Les autres produits contestés sont différents. L’identité ou la similitude des produits et services étant une condition nécessaire à l’application de l’article 8, paragraphe 1, point b), du RMUE, l’opposition fondée sur cet article et dirigée contre ces produits ne saurait être accueillie dans la mesure où l’opposition est fondée sur l’enregistrement de la marque Benelux no 604 116.
L’opposante a également fondé son opposition sur l’enregistrement international no 677 400 «Webber» (marque verbale) désignant l’Union européenne et la France.
Étant donné que ces marques sont identiques à celle qui a été comparée et couvrent la même gamme de produits, le résultat ne saurait être différent en ce qui concerne les produits pour lesquels l’opposition a déjà été rejetée. Dès lors, il n’existe pas de risque de confusion en ce qui concerne ces produits.
FRAIS
Conformément à l’article 109, paragraphe 1, du RMUE, la partie perdante dans une procédure d’opposition doit supporter les taxes et frais exposés par l’autre partie. Conformément à l’article 109, paragraphe 3, du RMUE, dans la mesure où les parties succombent respectivement sur un ou plusieurs chefs, ou dans la mesure où l’équité l’exige, la division d’opposition décide d’une répartition différente des frais.
Étant donné que l’opposition n’est accueillie que pour une partie des produits contestés, les deux parties succombent respectivement sur un ou plusieurs chefs. Par conséquent, chaque partie doit supporter ses propres dépens.
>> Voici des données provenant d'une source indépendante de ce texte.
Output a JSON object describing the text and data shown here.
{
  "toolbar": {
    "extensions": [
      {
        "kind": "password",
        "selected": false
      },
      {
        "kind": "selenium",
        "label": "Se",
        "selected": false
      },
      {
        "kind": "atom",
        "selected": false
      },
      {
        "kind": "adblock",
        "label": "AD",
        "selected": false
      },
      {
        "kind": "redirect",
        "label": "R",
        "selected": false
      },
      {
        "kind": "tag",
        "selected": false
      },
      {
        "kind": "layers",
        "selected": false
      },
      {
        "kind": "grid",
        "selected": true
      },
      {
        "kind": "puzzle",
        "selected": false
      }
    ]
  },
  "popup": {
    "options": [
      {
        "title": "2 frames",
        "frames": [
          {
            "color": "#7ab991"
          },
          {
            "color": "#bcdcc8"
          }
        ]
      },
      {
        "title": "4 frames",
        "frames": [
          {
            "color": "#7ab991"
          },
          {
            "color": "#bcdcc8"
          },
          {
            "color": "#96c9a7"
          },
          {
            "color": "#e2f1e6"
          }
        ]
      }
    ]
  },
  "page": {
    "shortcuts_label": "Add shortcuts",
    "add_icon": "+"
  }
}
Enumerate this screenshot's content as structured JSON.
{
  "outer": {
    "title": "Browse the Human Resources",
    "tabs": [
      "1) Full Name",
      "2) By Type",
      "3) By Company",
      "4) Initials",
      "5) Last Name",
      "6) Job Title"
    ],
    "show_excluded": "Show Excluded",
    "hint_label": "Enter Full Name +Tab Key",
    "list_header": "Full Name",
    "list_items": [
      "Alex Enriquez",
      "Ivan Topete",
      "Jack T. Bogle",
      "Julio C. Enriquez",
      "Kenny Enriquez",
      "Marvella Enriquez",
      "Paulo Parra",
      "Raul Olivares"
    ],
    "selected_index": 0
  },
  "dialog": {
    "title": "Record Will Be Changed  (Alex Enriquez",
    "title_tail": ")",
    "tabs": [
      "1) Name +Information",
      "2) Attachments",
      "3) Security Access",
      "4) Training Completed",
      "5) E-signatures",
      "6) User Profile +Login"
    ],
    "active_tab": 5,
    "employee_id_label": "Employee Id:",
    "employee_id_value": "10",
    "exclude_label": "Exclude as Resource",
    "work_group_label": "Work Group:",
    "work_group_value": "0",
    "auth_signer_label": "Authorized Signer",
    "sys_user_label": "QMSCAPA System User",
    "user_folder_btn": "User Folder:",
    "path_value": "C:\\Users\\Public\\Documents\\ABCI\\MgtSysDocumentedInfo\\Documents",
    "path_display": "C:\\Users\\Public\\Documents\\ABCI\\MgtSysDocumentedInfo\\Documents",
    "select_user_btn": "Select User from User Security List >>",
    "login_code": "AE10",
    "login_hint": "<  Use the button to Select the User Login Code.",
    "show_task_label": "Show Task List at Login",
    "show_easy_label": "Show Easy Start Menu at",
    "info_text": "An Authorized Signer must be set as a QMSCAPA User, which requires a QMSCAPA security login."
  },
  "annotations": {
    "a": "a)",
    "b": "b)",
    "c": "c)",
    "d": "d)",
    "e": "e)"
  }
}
Décision sur l’opposition no B 3 184 330 Page sur 7 7
De la division d’opposition
Cristina Senerio Llovet Claudia SCHLIE Michaela POLJOVKOVÁ
Conformément à l’article 67 du RMUE, toute partie peut recourir contre cette décision pour autant que cette dernière n’ait pas fait droit à ses prétentions. Conformément à l’article 68 du RMUE, le recours doit être formé par écrit auprès de l’Office dans un délai de deux mois à compter du jour de la notification de la présente décision. L’acte de recours est déposé dans la langue de procédure de la décision attaquée. En outre, un mémoire exposant les motifs du recours doit être déposé par écrit dans un délai de quatre mois à compter de cette date. Le recours n’est considéré comme formé qu’après paiement de la taxe de recours d’un montant de 720 EUR.